Safety concern deters banks to invest in long term projects
Need no mention that the banking sector in Bangladesh is not well organized. It is beset by huge default loans that big business house and wealthy people are beholding while most banks are suffering from internal mismanagement and liquidity crisis. To be able to finance big infrastructure projects banks must have big resources but most banks were stolen in the past years by people having political links with the government. Private Banks’ sponsors also mutually laundered them showing fake project documents against fictitious loan. Most non-bank financial institutions were also stolen by top management officials. They are now trailing in dire situation.
We must say it is good sign that multilateral, bilateral or other foreign agencies are now financing more than half the country’s infrastructure projects. But these are adding financial risk to the nation’s future loan liability.
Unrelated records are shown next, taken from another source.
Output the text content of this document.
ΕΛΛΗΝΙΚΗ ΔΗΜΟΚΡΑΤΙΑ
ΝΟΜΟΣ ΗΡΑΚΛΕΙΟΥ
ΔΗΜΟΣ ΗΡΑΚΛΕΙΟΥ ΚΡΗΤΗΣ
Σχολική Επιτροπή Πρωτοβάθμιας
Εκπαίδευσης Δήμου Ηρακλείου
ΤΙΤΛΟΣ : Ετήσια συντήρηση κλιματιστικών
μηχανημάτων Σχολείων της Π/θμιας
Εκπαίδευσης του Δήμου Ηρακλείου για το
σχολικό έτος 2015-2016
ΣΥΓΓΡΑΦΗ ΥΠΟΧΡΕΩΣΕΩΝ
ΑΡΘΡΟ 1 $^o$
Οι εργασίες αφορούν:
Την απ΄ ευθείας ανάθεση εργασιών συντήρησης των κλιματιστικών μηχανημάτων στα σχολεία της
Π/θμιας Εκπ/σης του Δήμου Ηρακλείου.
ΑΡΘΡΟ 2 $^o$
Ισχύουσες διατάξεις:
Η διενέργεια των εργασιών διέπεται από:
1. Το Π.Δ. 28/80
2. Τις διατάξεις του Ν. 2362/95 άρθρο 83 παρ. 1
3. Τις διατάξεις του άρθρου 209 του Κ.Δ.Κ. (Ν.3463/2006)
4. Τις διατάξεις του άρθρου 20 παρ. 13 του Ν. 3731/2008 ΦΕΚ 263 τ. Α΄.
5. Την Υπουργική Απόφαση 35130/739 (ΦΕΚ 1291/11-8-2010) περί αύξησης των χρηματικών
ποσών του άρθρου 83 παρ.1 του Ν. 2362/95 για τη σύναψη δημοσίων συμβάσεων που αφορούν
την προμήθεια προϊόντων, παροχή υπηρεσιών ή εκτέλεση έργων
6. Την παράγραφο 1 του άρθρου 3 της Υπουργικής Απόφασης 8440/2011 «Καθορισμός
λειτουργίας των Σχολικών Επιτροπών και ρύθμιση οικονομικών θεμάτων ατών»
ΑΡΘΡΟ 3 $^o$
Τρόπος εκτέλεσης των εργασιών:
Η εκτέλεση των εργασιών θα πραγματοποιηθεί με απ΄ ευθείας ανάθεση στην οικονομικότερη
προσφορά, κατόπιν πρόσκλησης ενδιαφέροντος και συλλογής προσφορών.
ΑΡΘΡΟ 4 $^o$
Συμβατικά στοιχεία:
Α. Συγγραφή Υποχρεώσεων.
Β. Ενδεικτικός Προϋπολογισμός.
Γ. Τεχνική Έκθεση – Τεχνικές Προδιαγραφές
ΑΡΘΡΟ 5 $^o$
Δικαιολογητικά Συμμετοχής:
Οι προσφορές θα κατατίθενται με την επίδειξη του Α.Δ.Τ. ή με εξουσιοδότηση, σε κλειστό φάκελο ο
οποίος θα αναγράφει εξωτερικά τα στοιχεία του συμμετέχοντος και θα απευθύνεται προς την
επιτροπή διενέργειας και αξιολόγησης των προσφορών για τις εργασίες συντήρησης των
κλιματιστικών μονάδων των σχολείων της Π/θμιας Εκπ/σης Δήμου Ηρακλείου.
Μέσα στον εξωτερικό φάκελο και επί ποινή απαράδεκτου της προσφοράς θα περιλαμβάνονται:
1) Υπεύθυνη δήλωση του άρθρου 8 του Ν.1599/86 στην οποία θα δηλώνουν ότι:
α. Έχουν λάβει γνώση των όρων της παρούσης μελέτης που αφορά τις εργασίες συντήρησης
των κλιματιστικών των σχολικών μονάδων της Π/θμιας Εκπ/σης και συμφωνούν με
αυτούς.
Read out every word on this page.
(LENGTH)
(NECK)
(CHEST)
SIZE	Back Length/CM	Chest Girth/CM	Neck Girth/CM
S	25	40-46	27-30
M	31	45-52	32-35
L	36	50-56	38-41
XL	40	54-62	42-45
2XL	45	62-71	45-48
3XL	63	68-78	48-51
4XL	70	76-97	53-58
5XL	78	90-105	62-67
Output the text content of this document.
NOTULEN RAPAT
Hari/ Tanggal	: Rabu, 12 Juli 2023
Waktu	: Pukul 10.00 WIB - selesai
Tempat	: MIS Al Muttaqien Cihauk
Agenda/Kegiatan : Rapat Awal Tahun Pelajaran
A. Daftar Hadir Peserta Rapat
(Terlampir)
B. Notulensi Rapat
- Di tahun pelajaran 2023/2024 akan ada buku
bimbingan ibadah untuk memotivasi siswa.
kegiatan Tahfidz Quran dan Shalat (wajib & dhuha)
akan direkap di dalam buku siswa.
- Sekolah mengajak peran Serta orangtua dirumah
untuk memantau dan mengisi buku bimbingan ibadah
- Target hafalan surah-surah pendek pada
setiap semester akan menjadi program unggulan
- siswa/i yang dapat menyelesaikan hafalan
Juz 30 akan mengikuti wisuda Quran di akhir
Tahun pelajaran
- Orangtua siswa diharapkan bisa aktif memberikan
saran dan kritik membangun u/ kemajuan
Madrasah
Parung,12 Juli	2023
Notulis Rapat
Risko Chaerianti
In this context local commercial banks now only support 29.40 per cent financing and we must say it must increase. Here we may explore using the foreign currency reserves now spilling over $41 billion in the central bank. We would say immediate steps must be taken to increase bond market and funnel pension funds to infrastructure financing. It however needs some sort of regulatory support to address the risk issues.
We would say there should be a new look at mobilizing banks funds for infrastructure financing at a time we trying to attract more foreign investment to build infrastructure to fix our roads and ports to support external trade. But a highly corrupt dysfunctional government which has only witnessed bank laundering and capital flight by party leaders and top bureaucrats missed the point. We need change to bring change.